Emery N. Brown, MD and PhD from MIT and Harvard received the Sacks Award in 2011 for "path-breaking statistical analysis of neuronal data; for the introduction of adaptive filtering/dynamic modeling to explain neuronal firing times; and for a unique role as an MD/Ph.D. working on biomedical problems while maintaining a human studies clinical practice."

In 2010, Sallie Ann Keller from Rice University received the Sacks award at the JSM 2010 reception in Vancouver, British Columbia for "her pioneering work in cross-disciplinary research in reliability and computational technology for complex systems of critical national security and for her leadership in forging research relationships in new areas for statisticians in government and academia.”

Ram Gnanadesikan, formerly with Bell Laboratories and Bellcore, was presented the Sacks Award at JSM 2009 in Washington, DC for "his pioneering work in multivariate data analysis, and for helping people to recognize the importance and the central role of data in statistics".

At JSM 2008 in Denver, CO, the 2008 Sacks Award was presented to John Rice from the University of California at Berkeley "for outstanding, diverse cross-disciplinary contributions to ion channel receptors, energy demand, transportation, astronomy and functional data analysis".

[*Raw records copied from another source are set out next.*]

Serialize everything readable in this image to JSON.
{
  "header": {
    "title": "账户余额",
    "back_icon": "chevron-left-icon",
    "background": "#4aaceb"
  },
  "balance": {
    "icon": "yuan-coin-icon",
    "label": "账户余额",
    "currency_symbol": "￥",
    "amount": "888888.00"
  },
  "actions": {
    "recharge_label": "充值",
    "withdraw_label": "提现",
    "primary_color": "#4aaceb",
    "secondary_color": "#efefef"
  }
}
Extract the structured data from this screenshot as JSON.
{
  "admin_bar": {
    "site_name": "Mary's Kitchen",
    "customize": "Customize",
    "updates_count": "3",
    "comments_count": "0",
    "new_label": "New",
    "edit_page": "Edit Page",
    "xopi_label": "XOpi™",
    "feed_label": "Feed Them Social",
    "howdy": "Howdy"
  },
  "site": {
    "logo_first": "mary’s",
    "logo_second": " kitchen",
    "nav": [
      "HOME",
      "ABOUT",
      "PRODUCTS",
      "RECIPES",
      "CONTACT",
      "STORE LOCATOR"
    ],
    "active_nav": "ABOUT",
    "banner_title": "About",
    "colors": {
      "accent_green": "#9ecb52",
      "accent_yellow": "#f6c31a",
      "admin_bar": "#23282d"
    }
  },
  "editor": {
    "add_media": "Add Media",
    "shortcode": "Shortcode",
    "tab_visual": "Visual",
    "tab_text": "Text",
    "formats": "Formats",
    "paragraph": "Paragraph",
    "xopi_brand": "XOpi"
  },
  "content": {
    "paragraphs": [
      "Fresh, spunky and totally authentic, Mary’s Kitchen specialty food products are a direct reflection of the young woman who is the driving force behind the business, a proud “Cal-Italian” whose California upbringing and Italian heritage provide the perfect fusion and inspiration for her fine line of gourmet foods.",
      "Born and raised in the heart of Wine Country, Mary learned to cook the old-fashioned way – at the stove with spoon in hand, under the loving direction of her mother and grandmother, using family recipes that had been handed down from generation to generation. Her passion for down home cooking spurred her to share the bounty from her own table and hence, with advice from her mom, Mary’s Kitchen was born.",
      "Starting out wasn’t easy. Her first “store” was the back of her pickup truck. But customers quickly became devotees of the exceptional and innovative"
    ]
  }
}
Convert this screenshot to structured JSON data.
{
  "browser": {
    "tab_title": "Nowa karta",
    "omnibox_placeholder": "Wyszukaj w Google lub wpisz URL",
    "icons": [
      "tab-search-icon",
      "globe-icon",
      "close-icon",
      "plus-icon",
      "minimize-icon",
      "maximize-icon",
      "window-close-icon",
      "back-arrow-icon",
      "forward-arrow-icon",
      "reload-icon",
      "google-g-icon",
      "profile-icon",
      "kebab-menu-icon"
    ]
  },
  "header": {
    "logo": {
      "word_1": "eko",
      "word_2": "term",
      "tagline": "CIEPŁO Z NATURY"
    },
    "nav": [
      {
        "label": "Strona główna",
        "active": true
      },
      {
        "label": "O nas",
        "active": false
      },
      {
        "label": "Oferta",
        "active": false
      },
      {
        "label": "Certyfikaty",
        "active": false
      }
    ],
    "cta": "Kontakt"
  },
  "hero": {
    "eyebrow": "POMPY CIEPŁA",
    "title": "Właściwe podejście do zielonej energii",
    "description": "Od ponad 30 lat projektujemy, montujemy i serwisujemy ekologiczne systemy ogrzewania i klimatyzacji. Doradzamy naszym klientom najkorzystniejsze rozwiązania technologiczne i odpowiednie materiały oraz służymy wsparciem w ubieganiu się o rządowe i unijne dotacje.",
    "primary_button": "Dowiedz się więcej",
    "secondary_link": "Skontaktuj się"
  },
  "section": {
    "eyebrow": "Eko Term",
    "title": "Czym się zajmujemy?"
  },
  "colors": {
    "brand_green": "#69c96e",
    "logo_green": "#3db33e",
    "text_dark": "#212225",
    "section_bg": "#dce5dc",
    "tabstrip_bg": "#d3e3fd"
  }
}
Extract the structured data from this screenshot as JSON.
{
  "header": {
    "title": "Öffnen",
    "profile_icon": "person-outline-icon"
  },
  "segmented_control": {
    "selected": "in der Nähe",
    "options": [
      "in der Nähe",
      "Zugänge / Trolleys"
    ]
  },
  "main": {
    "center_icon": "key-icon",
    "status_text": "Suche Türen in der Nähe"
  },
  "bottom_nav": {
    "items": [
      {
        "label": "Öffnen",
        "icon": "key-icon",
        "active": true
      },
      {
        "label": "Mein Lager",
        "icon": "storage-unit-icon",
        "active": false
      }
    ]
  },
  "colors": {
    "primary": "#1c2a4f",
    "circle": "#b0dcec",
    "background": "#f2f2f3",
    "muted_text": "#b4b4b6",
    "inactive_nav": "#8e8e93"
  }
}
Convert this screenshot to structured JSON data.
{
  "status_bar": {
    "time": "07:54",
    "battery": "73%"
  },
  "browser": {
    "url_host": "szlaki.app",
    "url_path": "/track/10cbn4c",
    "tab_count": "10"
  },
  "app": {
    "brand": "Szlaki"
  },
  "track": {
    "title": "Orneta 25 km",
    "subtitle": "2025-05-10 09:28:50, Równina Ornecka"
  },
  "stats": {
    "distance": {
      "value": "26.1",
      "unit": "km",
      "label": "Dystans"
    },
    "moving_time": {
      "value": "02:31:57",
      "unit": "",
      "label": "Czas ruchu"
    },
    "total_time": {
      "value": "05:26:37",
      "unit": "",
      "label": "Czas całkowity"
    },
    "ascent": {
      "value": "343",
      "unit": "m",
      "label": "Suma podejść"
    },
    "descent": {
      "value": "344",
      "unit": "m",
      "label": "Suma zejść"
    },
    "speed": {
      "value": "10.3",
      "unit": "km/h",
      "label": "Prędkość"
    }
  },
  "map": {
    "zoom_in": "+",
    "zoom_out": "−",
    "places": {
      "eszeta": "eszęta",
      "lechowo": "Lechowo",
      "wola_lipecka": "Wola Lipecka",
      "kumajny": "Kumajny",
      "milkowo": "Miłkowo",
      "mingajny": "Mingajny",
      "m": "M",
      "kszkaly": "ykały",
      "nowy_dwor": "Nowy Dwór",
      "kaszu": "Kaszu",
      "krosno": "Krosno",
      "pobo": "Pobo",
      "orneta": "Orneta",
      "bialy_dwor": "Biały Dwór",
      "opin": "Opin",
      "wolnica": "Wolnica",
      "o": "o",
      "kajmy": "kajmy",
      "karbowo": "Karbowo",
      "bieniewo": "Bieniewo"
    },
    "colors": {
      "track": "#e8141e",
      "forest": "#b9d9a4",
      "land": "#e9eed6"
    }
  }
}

Cliff Spiegelman, from Texas A&M, was awarded the 2007 Sacks Award "for outstanding cross-disciplinary contributions to the statistical sciences, chemometrics, forensics, transportation and environmetrics".

In 2006, Adrian Raftery of the University of Washington received the Sacks Award for "outstanding contributions at the interface of the statistical sciences and the social, environmental and health sciences, as well as methodological research on Bayesian model selection and averaging."

C.F. Jeff Wu of the Georgia Institute of Technology was presented the award in 2005 for "outstanding statistical contributions to the design of experiments and quality improvement, and for bringing sound statistical ideas and applications to the engineering sciences."

In 2004, Douglas Nychka of the National Center for Atmospheric Research (NCAR) received the award for his "outstanding contributions to the statistical sciences, both theory and practice, atmospheric science, climatology, environmetrics and the geosciences."

The 2003 award was presented to Raymond Carroll of Texas A & M University for his "outstanding cross-disciplinary contributions to the statistical sciences, epidemiology, public health, nutrition, molecular cell biology and environmental toxicology."

Max Morris of Iowa State University received the 2002 Award, recognizing "outstanding cross-disciplinary contributions to the statistical sciences, engineering, health physics, geology and toxicology."

The inaugural award was presented to Professor Elizabeth Thompson of the University of Washington at the NISS reception at JSM 2001 in Atlanta, for her "sustained, high-quality cross-disciplinary research bridging the statistical sciences and genetics."